Purtroppo la maggior parte delle persone non sa distinguere tra notizie vere e notizie false e le notizie false sono più virali di quelle vere. E questo è il danno principale che fanno alla democrazia.
Giovanni Boccia Artieri lo sintetizza bene nel suo ultimo libro, “Sfiduciati. Democrazia e disordine comunicativo nella società aperta” appena pubblicato da Feltrinelli, provando a dare qualche rimedio.
“I social media favoriscono ciò che funziona: e ciò che funziona polarizza, semplifica, infiamma. La democrazia ha bisogno di ascolto, mediazione, argomentazione. E se il conflitto algoritmico si consuma in millisecondi, il dissenso democratico richiede tempo”, ma è necessario.
La riflessione del professore di sociologia, prorettore dell’Università degli Studi di Urbino, già autore di diversi saggi sul tema è ovviamente molto più ampia.

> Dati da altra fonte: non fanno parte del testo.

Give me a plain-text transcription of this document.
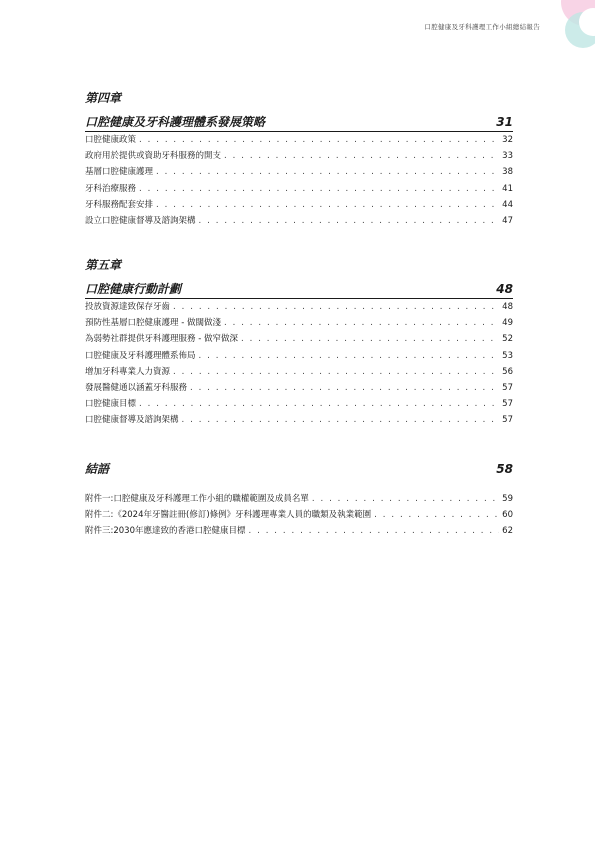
口腔健康及牙科護理工作小組總結報告
第四章
口腔健康及牙科護理體系發展策略	31
口腔健康政策 . . .	32
政府用於提供或資助牙科服務的開支 . . .	33
基層口腔健康護理 . . .	38
牙科治療服務 . . .	41
牙科服務配套安排 . . .	44
設立口腔健康督導及諮詢架構 . . .	47
第五章
口腔健康行動計劃	48
投放資源達致保存牙齒 . . .	48
預防性基層口腔健康護理 - 做闊做淺 . . .	49
為弱勢社群提供牙科護理服務 - 做窄做深 . . .	52
口腔健康及牙科護理體系佈局 . . .	53
增加牙科專業人力資源 . . .	56
發展醫健通以涵蓋牙科服務 . . .	57
口腔健康目標 . . .	57
口腔健康督導及諮詢架構 . . .	57
結語	58
附件一:口腔健康及牙科護理工作小組的職權範圍及成員名單 . . .	59
附件二:《2024年牙醫註冊(修訂)條例》牙科護理專業人員的職類及執業範圍 . . .	60
附件三:2030年應達致的香港口腔健康目標 . . .	62
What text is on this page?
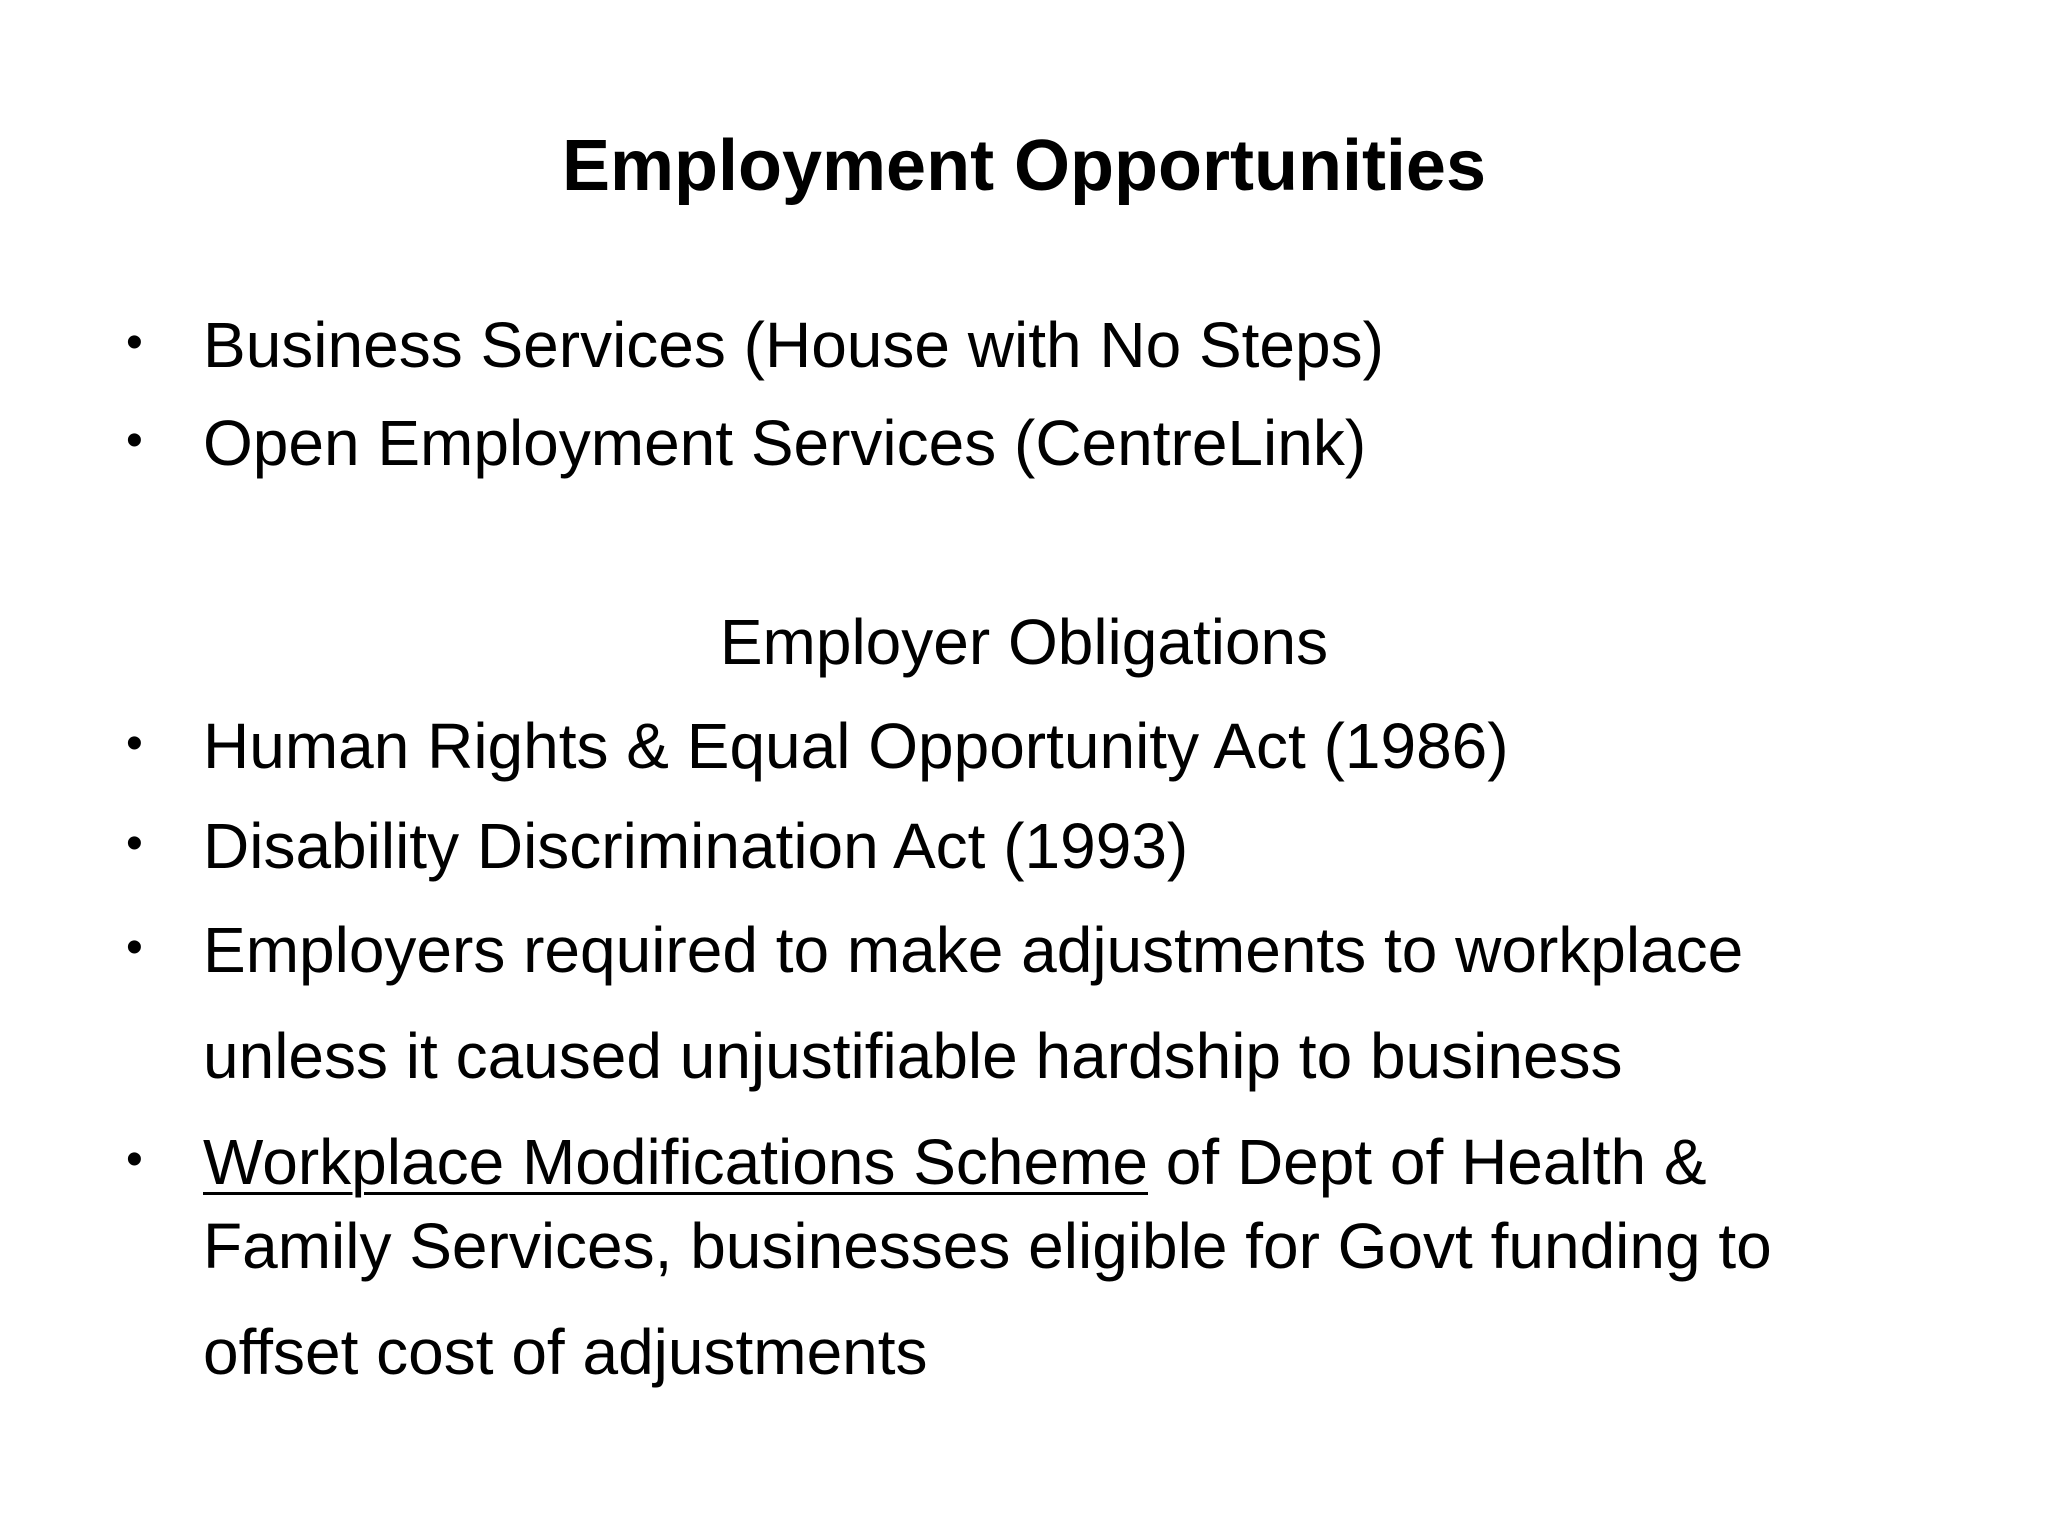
Employment Opportunities
• Business Services (House with No Steps)
• Open Employment Services (CentreLink)
Employer Obligations
• Human Rights & Equal Opportunity Act (1986)
• Disability Discrimination Act (1993)
• Employers required to make adjustments to workplace
unless it caused unjustifiable hardship to business
• Workplace Modifications Scheme of Dept of Health &
Family Services, businesses eligible for Govt funding to
offset cost of adjustments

Nel libro sostiene infatti che l’agorà pubblica negli ultimi anni è stata inquinata soprattutto da tre fenomeni. Il primo è l’ingresso nell’era della post-verità. In questa fase della comunicazione infatti non è tanto importante la verità e neanche la validità la coerenza e l’utilità con cui si comunicano concetti semplici e complessi ma il modo in cui le persone vi reagiscono. Chi sa gestire quelle reazioni può farci credere a ciò che vero non è. Il secondo fenomeno è la piattaformizzazione di Internet. Secondo questa famosa teorizzazione di Van Dijck e Poell, le piattaforme che connettono gli individui tra di loro permettendogli di fruire e consumare servizi non offerti dagli Stati, creano strutture sociali disomogenee producendo valori
con un potenziale rischio etico. Il terzo fenomeno è la fringe democracy, cioè l’annullamento del confine tra cio che è legittimo e cio che non lo è, insieme al livellamento delle opinioni sempre più autoreferenziali.
Queste tre dinamiche creano la società esposta, un ambiente in cui la comunicazione e la sfera pubblica, attraversate dalla sfiducia, sono diventate vulnerabili.